Chuck Close: Prints, Process and Collaboration, installation view, Museum of Contemporary Art, Sydney, 2014, courtesy the artist and Pace Gallery, New York © Museum of Contemporary Art photograph: Jess Maurer
Bob may not be your uncle, but he is a familiar face to many of us. American artist Chuck Close’s large, airbrushed painting of his friend Robert Israel, made in 1969-70, has had pride of place at the National Gallery of Australia for nearly four decades. Now, Bob has left the walls of our national institution for the first time in 15 years to take up temporary residence at the Museum of Contemporary Art Australia in Sydney amongst the artist’s extraordinary prints and multiples.
Chuck Close: Prints, Process and Collaboration is an impressive and intriguing survey. Although audiences are familiar with Close’s supersized portrait paintings such as Bob, they may not be familiar with his prints. This exhibition highlights the importance of printmaking to the artist’s practice, exhibiting state proofs, plates and other process material along with the finished work. This allows the viewer to gain a fuller understanding of the different types of printmaking, as well as an insight into Close’s personality and how that manifests in his art practice. As Exhibition Curator Terrie Sultan, who has worked with Close on the exhibition for many years, explained:
‘Printmaking is very key to Chuck. It is a place for him to really experiment, and he has said many times that almost every innovation that he has experienced in a painting has come about as a direct result of something he learned from making a print. And the place where that is the most obvious is the first print that he ever made, which is the focus of one entire room in this exhibition, Keith/Mezzotint.’
Aside from Bob, Keith/Mezzotint is another of Australia’s significant contributions to the exhibition, also drawn from the collection of the NGA. Sultan enthused, ‘It just shows you how incredibly forward looking the directors and the curators here in Australia were in the 1970s, when people in America were not collecting Chuck’s works.’

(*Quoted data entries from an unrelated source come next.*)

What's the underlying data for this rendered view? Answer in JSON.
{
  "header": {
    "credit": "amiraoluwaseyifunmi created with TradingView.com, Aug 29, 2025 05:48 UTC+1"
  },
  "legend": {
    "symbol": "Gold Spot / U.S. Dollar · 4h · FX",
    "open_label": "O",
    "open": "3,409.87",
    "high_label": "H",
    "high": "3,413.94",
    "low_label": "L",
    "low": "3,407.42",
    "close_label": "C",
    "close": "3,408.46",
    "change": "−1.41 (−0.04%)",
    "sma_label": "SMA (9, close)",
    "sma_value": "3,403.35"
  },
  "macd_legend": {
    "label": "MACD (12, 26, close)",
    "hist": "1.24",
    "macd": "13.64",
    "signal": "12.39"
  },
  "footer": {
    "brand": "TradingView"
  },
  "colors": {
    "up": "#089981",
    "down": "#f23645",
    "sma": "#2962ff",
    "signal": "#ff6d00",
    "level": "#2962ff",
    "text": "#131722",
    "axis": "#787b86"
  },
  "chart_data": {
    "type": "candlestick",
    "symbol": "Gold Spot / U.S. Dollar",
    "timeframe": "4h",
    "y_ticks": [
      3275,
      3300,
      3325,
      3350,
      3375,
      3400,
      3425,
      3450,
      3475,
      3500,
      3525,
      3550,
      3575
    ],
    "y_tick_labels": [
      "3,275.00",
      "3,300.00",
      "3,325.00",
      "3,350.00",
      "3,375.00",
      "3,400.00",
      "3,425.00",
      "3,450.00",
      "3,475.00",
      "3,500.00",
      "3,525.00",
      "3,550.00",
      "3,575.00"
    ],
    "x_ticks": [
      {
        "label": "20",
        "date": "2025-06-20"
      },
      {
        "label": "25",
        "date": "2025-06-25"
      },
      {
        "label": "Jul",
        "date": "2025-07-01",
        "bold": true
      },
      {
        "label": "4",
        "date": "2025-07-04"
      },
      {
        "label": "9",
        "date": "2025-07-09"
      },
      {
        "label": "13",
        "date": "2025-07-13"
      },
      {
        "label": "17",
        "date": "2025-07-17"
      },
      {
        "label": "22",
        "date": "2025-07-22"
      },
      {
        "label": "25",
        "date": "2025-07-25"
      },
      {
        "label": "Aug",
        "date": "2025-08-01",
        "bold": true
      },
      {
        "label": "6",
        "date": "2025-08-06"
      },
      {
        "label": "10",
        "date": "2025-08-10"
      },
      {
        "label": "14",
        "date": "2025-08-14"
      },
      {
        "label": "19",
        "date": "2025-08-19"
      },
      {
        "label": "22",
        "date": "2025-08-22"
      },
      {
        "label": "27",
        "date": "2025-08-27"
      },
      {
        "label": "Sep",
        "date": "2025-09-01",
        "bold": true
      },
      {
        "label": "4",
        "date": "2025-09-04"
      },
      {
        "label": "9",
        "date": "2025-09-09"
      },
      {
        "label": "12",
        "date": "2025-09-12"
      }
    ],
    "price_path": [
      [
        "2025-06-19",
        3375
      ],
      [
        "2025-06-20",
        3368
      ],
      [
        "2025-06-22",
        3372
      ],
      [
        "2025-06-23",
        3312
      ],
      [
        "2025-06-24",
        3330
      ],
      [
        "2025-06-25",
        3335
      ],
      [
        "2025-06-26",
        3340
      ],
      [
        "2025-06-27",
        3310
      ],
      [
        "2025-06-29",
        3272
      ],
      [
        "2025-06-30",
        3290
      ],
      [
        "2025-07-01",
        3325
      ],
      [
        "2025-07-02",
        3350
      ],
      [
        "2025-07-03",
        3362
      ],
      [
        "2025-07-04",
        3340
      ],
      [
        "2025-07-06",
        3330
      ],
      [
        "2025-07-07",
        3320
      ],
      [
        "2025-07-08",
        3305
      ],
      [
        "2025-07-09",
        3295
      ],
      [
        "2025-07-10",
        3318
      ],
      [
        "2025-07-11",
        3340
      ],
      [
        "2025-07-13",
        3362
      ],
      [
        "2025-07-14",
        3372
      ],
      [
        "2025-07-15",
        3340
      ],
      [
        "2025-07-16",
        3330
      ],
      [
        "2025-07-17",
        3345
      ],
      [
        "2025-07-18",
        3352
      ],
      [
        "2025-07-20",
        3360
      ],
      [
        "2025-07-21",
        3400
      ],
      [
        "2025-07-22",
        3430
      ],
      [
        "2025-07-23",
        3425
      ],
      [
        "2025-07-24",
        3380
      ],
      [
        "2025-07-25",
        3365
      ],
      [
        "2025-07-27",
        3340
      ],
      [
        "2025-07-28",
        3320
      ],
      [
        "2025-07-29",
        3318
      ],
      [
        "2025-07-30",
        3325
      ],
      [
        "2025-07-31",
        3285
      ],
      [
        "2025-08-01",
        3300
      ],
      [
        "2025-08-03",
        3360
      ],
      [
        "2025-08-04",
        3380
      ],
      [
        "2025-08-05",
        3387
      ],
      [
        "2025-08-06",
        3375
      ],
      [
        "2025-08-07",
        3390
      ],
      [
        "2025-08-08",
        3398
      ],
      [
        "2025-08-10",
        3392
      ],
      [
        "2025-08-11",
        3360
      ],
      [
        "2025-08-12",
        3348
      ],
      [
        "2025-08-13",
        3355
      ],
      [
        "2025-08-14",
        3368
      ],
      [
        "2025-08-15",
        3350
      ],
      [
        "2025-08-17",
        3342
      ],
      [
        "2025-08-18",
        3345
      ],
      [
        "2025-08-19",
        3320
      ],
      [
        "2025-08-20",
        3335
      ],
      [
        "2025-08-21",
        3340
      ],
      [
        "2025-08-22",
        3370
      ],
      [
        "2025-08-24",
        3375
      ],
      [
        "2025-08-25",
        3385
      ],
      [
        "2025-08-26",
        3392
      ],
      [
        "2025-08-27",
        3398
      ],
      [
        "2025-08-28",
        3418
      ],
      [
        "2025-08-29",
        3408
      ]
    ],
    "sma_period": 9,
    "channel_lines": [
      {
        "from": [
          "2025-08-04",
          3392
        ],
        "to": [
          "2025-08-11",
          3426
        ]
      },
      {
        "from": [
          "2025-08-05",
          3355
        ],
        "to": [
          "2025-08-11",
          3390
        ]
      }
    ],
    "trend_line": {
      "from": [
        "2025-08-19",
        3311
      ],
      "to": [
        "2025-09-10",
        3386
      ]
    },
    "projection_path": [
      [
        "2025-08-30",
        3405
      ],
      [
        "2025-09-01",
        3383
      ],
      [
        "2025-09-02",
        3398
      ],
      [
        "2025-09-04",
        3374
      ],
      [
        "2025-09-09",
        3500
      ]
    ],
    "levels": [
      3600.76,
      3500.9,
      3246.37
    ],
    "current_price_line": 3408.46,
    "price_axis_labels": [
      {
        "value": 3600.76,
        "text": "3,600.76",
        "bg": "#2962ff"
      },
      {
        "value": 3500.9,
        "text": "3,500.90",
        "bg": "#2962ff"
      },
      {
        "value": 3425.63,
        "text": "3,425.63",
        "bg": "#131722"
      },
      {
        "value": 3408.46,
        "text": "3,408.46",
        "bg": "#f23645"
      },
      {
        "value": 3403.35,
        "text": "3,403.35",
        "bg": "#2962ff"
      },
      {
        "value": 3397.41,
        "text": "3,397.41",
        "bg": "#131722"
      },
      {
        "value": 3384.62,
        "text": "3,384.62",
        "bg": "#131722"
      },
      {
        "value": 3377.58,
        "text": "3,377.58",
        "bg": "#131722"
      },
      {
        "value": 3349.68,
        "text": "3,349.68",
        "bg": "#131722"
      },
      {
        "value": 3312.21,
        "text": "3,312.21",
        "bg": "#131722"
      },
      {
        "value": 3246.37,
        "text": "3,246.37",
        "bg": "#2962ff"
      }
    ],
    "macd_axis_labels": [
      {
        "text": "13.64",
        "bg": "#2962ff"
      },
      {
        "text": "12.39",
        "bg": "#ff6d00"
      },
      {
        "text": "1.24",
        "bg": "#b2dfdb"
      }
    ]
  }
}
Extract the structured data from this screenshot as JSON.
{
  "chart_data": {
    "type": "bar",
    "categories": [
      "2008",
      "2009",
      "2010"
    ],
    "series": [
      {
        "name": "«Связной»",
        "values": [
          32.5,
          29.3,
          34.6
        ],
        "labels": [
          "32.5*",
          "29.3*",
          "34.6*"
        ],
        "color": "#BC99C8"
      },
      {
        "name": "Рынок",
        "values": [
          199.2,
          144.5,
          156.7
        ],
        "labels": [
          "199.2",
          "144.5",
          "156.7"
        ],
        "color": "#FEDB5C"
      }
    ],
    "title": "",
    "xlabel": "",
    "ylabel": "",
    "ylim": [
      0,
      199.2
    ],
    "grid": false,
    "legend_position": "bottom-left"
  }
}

Made in 1972, it represents the first time the artist tackled this particularly labour-intensive medium, as well as the first time Close ‘showed his hand’ in revealing the underlying grid structure that is now synonymous with his images. Like many of the developments in the artist’s practice, this revelation was an accident embraced by Close. As Sultan revealed:
‘In the process of making that print, the grid line that [Close] had always used in order to organise the composition [and] transfer information from the photograph to the painting, wore down from the plate because of the way a mezzotint is made. [So] when they started taking the proofs you could see the grid.
‘That was a huge revelation to him, [and] he said to himself, ‘henceforth, I’m going to show everybody why that grid is so important to me.’ So it was transformational to him in terms of how he went forward with his paintings after making that print. And it’s been true in almost every instance he has experimented with a print, that he has been able to take something that he has learned and used it in a painting.’
The exhibition allows the audience to follow the threads of these developments, with the familiar faces of Close’s subjects as guides. Composer Philip Glass is the eponymous Phil we see in many of these images. The original photograph, taken by Close nearly four decades ago, has served as the basis for several prints in the exhibition.
Glass is also the subject of Phil/Tapestry (1991), a small piece manufactured in silk on a Chinese loom to instructions provided by the artist. Years later, with the encouragement of Donald Farnsworth (one of his many collaborators in the world of multiples), Close returned to the medium, creating large-scale jacquard tapestries based on photographs of his friends. Several of these, including Roy Lichtenstein, Lou Reed and Kate Moss feature in the exhibition.
Like all Close’s images, these apparently monochrome tapestries defy belief when viewed in the flesh. ‘They are absolutely full of colour,’ said Sultan. ‘You think you’re looking at black and white, and you get close to them and see how many colours there are, and you understand how colour theory works. There is no such thing as black, black is just the aggregate of every other colour in saturation.’
This layering is vital to the way Close approaches all materials. Whether peering in at the myriad of tiny abstract paintings that constitute the painting of his niece Emma, or examining a selection of the intricate woodblocks that led to the complex and beautiful print of the same subject, Close appears to see detail beyond the wildest imagination of most.
Indeed, he is known amongst his master printmaker collaborators for pushing the limits of possibilities, taking those around him on what Sultan terms a ‘voyage of discovery’ where clearly the process is as important as the final outcome. And in Chuck Close: Prints, Process and Collaboration, the audience is invited along on this voyage of discovery too. From felt hand stamps to paper pulp works, the ambition, skill and technique that has gone into producing these works is a wonder to behold.
Consulting Curator Glenn Barkley said that ‘Chuck was a magician when he was a kid. The golden rule of being a magician is that you never reveal how the trick is made, whereas Chuck wanted to reveal the trick. He also does that with the prints. He shows you how they’re made, but it actually makes them more magical when you realise all the work that’s gone into them.’
Head over to the MCA this summer and prepare to be amazed.